Escape rooms emerged in around 2007 in Japan, then came over to Europe, the UK and the USA. The industry is expected to grow from £6.6bn ($9.1bn) to £22.3bn ($30.7bn) by 2025. Employee engagement is one of the drivers for the 27.4% annual growth rate.

With Zoom uptake increasing from 10 million in December 2019 to 200 million daily users in March 2020, it has been possible to bring online escape games like ‘Rogue Nation’ into the home, combining web browsing and Zoom-like applications.

 

The rise of gamification

“What we’re seeing generally in society is an increase in gamification – it is more difficult to engage people, so companies realise they need to gamify things,” says Sandham.

“If you’re trying to assess someone’s negotiation skills, people skills, leadership, communication skills, all these things are massively tested in the escape room – and that’s just the soft skills. That doesn’t include the problem-solving skills and your outside-of-the-box thinking skills.”

Hosts run the event, along with a team of agents who help the players to feel at ease and nudge them in the right direction to solve clues. The company hires professional actors to take on these roles and big events often have up to 40 rooms and 15 games masters managing the proceedings.

Yet despite a survey from training software company Talent LMS stating that 78% of candidates believe some sort of gamification in a recruitment process makes a company more desirable, Bouldin says the candidates for the roles were not keen on the recruitment method.

 

Escape room recruitment success

“They didn’t like the fact that the other candidates would see them in the process,” he says. “They were uncomfortable, I think, because they hadn’t done anything like this before.”

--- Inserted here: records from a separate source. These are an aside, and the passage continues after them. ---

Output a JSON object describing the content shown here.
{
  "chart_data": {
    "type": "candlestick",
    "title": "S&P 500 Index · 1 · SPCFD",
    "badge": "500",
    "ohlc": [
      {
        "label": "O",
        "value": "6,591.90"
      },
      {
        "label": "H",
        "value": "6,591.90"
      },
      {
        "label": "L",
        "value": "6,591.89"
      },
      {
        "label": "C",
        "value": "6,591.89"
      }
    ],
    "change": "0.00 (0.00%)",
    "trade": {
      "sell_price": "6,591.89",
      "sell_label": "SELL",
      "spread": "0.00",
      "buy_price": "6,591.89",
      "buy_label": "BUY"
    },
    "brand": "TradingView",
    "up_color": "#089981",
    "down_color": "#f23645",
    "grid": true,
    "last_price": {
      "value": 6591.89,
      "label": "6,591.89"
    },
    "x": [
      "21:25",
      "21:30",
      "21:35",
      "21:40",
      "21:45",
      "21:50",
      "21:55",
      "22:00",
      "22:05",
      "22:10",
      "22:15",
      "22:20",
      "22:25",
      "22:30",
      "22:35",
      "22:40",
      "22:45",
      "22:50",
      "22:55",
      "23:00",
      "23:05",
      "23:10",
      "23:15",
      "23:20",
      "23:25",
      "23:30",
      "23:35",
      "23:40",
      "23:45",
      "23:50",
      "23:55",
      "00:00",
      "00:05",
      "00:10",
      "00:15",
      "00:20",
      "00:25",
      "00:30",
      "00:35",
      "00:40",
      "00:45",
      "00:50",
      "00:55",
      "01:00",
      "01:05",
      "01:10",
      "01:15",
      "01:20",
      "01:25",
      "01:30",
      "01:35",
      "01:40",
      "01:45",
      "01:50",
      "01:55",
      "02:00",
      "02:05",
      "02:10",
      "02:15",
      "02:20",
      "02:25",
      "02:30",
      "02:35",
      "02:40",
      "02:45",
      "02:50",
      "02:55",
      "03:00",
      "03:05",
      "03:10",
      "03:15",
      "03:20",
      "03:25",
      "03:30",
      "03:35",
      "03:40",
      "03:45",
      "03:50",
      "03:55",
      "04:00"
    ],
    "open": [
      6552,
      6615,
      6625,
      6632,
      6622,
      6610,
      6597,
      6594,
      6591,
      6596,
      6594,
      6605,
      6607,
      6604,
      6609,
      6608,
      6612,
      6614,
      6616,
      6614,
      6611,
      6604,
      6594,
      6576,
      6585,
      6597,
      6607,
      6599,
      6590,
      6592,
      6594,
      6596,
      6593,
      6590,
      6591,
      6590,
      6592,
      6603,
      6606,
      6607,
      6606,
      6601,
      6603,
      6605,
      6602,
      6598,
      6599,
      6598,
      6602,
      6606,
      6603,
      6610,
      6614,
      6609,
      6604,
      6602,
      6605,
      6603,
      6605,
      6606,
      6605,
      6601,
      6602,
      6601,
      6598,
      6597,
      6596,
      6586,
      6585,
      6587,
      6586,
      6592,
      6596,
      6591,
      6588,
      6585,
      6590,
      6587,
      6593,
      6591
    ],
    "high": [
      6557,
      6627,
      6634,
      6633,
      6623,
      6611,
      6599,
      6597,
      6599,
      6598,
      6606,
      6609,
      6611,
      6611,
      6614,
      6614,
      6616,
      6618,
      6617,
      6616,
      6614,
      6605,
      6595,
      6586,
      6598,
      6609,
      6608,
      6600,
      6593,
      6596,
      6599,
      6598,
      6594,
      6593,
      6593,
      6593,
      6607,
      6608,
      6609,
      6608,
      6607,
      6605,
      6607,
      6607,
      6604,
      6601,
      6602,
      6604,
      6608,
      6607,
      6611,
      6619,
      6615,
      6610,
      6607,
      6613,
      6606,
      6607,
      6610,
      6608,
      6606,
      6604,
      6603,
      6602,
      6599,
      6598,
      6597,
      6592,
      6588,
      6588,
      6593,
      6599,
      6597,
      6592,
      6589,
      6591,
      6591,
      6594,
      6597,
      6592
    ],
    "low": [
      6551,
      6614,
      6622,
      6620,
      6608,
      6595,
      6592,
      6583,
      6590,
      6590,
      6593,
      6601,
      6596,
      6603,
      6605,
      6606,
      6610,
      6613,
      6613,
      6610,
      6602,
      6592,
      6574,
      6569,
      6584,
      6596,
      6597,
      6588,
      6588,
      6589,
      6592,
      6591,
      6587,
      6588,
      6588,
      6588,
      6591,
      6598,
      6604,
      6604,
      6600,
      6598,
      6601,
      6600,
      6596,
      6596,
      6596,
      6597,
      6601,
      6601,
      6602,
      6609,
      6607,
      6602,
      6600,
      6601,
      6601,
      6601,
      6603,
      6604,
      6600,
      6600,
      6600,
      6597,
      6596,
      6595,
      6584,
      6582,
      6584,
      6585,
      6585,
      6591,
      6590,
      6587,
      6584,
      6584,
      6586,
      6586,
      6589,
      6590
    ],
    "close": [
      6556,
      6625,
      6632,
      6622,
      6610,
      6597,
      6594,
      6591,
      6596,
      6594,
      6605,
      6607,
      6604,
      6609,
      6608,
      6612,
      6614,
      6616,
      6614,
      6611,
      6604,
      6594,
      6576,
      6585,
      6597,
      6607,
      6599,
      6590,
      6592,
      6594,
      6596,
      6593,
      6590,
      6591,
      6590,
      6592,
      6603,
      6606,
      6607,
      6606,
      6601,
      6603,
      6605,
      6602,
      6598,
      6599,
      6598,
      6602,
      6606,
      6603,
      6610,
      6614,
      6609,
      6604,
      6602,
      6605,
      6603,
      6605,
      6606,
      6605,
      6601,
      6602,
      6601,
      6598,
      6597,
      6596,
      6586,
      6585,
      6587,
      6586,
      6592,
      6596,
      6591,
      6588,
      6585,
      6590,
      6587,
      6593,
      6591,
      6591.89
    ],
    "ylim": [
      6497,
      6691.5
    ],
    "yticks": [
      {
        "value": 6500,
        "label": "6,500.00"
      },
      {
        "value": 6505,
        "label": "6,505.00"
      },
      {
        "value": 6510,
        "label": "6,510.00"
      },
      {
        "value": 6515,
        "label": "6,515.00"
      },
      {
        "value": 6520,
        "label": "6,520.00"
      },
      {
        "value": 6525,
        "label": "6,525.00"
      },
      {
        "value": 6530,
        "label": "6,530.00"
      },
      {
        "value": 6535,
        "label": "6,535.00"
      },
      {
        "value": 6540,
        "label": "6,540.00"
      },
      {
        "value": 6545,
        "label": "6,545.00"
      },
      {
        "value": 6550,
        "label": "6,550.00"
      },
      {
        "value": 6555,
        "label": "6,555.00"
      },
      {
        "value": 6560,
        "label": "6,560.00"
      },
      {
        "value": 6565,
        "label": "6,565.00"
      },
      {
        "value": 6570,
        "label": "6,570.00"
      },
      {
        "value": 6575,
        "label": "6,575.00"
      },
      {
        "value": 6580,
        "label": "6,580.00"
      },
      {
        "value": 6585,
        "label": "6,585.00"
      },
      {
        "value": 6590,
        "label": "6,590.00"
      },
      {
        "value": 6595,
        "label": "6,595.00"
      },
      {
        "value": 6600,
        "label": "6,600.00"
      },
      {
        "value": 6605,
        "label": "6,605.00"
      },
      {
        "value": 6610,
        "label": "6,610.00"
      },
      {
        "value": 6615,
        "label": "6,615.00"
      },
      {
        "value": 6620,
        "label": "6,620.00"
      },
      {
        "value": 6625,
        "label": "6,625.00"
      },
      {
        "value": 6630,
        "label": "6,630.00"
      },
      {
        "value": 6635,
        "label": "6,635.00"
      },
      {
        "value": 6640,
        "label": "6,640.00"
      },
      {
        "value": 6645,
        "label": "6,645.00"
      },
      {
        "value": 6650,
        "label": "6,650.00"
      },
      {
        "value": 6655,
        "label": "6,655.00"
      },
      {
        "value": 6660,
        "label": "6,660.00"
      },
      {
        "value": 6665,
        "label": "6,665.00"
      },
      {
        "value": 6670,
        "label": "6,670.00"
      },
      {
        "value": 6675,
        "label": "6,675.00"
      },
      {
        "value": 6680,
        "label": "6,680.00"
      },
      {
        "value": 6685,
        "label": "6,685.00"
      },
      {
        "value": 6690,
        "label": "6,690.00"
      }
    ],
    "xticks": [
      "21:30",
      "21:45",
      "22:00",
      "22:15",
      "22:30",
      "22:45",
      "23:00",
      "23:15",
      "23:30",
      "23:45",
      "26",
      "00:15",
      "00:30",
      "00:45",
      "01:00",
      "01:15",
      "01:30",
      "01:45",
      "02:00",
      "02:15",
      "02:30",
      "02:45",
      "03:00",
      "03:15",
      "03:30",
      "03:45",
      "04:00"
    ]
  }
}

There were five main areas for the recruitment team to assess, including lateral thinking and data connections which are part of successful problem solving. Teamwork, communication and influencing skills are also examined during the fun exercise, as well as how the candidate copes with pressure.

The Royal Caribbean experience went so well that Bouldin says an escape room would be a “fantastic addition to any recruitment day”.

“There is nothing better than seeing people interact with one another,” he says. “We had three or four people who interviewed very well, but when you put them in that forum it was really clear who we wanted.”